В баре Анни все было как обычно, прежние посетители были здесь, и все поздоровались с небрежной любезностью, все получили, как обычно, банановый коктейль – «on the house». Игра в бильярд была в полном разгаре, а джук-бокс играл «The Horse with No Name».
– Все как обычно, – сказала Мари и улыбнулась Верити.
Но у Верити не было желания болтать. Человек с пластмассовыми собачками тоже был там; зеленая, розовая и желтая бежали наперегонки по стойке.
– Возьмите их с собой, – сказал он. – Порой, когда время тянется, можно держать пари, кто добежит быстрее.
На обратном пути Верити сказала:
– Я забыла спросить Анни, не заболел ли Джон ангиной. Когда отходит автобус?
– В восемь часов!
Когда они подошли к отелю, мимо с громким воем промчалась по пустынным улицам пожарная машина. Ночь была ветреная, но очень теплая.
Верити спросила:
– Попрощаемся сразу, так, чтобы дело было сделано?
– Так мы и поступим, – ответила Юнна.
В номере Юнна включила магнитофон.
– Послушай-ка это, – сказала она. – Думаю, будет интересно.
Звуки джук-бокса сквозь бурное кипение людской болтовни, ясный голос Анни, удары кия, звон кассового аппарата – пауза, и их шаги по улице, а в конце – вой пожарной машины и тишина.
– Почему ты плачешь? – спросила Юнна.
– Сама толком не знаю.

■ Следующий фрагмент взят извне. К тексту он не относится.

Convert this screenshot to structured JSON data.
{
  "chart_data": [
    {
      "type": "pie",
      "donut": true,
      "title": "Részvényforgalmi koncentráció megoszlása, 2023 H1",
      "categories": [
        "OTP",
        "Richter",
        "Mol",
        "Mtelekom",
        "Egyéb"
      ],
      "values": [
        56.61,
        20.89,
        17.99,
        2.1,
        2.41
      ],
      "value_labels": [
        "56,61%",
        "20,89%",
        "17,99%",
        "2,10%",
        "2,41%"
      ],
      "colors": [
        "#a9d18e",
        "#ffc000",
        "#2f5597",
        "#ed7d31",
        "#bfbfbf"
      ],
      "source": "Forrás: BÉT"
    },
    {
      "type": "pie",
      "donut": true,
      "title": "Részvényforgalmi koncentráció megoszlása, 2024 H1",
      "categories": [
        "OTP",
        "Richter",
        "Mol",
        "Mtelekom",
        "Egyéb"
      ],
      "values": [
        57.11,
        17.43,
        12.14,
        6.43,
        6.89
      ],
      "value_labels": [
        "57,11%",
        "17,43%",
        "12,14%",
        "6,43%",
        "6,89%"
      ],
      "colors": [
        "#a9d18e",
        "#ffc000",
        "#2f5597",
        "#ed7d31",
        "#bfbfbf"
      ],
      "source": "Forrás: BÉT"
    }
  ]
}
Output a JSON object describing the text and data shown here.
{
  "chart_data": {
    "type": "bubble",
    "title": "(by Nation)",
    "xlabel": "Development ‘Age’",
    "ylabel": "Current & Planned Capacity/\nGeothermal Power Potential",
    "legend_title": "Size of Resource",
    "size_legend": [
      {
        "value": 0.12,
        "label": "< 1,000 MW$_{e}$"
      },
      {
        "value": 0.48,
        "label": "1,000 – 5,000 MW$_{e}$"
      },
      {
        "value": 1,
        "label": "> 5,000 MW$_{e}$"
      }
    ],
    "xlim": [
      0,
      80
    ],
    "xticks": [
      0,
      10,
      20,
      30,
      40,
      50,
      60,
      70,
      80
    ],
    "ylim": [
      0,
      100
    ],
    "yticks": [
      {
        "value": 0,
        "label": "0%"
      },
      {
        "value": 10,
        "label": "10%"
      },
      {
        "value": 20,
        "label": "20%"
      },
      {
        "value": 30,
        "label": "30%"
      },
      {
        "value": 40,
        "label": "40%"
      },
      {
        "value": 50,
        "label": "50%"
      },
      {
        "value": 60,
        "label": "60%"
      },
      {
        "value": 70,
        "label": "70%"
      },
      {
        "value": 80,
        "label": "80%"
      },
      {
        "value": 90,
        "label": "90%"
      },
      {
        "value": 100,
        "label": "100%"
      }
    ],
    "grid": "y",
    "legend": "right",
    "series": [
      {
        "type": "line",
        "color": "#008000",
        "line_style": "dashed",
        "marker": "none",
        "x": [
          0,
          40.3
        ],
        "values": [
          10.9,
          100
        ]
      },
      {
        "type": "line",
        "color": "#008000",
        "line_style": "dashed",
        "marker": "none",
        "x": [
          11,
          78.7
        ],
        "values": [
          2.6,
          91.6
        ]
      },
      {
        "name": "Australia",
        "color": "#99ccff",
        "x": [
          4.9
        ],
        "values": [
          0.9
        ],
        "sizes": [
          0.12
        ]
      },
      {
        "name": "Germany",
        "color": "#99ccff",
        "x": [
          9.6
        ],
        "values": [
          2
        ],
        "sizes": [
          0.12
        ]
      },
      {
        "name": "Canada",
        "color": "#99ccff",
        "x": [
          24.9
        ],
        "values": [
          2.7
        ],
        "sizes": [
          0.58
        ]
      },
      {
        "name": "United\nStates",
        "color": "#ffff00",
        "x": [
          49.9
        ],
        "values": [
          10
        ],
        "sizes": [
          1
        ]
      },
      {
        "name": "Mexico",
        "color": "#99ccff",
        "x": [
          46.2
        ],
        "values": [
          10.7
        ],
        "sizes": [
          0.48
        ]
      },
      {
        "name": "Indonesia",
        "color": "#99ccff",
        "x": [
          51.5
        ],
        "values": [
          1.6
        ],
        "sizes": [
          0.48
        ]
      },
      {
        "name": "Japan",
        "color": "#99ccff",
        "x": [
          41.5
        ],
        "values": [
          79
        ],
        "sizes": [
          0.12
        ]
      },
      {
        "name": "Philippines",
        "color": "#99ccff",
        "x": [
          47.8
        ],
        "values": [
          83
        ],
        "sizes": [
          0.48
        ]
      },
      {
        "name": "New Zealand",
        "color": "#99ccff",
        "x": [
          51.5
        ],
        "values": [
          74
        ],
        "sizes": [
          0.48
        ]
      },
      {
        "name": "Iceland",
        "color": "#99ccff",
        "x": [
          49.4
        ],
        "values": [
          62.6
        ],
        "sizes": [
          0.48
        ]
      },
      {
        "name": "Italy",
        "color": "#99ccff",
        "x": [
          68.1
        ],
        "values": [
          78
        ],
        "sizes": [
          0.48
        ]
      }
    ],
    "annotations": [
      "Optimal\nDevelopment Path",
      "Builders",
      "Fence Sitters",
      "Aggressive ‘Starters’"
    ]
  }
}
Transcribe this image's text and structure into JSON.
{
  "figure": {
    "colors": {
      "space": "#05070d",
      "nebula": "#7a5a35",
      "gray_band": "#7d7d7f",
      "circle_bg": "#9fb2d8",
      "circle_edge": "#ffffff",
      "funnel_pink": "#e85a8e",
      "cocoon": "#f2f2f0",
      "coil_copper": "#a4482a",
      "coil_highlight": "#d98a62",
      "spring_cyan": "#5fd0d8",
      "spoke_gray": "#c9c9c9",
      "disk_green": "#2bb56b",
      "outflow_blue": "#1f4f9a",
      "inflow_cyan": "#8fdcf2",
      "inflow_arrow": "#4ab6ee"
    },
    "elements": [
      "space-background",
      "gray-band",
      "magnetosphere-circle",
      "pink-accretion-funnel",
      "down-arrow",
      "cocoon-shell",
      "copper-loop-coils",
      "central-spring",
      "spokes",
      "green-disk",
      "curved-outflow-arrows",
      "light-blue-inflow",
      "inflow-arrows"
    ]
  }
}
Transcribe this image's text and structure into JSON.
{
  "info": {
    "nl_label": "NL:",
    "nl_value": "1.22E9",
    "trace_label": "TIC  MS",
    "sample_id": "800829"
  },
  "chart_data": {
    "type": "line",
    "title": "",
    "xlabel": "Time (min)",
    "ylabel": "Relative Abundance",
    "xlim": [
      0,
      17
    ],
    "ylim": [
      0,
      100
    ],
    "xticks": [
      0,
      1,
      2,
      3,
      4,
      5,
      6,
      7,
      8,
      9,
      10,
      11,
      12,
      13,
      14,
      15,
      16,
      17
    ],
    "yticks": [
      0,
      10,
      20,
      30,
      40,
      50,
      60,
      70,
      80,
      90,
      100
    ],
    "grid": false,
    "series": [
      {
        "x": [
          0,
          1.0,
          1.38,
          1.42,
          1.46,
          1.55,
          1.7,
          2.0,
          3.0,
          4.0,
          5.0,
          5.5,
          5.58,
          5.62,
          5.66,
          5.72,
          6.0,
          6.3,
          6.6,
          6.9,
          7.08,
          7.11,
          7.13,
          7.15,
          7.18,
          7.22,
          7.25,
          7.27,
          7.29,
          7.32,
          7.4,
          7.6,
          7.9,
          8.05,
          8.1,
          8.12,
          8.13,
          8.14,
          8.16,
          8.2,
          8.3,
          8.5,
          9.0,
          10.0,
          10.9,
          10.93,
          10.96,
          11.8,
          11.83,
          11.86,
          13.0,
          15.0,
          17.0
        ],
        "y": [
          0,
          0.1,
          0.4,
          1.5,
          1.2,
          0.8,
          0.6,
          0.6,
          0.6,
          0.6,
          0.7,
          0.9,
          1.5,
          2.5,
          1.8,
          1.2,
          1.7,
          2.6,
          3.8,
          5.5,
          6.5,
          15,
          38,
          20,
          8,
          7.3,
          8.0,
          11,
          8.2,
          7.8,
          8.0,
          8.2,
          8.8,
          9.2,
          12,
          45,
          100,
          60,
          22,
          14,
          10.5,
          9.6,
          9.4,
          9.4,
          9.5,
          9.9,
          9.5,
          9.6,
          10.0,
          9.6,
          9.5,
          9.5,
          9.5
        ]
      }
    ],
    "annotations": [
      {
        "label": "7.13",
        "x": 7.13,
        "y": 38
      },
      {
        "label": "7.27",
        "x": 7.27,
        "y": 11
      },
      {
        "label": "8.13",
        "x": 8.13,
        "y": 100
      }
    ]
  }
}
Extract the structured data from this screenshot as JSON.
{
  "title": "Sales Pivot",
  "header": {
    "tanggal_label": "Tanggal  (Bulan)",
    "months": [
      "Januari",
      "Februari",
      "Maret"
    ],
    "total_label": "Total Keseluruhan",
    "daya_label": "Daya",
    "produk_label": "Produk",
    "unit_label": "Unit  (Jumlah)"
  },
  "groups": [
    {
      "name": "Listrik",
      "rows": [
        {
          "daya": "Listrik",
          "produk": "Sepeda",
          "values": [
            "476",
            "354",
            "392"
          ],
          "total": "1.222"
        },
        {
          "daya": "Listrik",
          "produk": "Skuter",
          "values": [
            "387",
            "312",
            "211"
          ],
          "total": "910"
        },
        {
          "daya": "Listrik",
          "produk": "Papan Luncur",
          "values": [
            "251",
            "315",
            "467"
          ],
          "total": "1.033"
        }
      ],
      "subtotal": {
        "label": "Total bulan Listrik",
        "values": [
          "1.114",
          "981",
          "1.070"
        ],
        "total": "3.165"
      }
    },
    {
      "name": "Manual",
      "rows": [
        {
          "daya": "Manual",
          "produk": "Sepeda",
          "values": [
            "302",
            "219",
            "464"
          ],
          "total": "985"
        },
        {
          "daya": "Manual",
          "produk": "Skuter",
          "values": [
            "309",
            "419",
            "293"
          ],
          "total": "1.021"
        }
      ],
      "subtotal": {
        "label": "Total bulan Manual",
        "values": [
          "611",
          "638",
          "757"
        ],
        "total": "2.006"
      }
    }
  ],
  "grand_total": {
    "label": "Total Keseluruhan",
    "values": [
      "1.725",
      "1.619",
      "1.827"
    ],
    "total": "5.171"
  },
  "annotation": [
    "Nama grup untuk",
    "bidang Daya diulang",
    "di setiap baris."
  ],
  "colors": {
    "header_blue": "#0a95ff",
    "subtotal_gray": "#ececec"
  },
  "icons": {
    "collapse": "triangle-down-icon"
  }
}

Быть может, это пожарная машина…
Юнна сказала:
– Мы пошлем Верити красивую открытку из Тусона с видом города. И еще одну – Анни.
– Красивых открыток с видом Тусона нет! Там ужасно!
– Мы можем еще ненадолго остаться здесь!
– Нет! – ответила Мари. – Повторов не надо. То был бы ошибочный конец.
– Ну ладно, писательница! – сказала Юнна и отсчитала нужное число витаминов на завтра в две маленькие рюмки.
Владислав
Снег выпал рано, метель, сопровождаемая резким ветром, завывала уже в конце ноября. Мари отправилась на железнодорожную станцию – встретить Владислава Лениевича. Его поездка из Лодзи via[71] Ленинград готовилась месяцами; без конца возобновлялись ходатайства, рекомендательные письма, собирались бумаги, медленно проходившие сквозь бесчисленное множество недоверчивых инстанций. Письма к Мари становились все более и более взволнованными.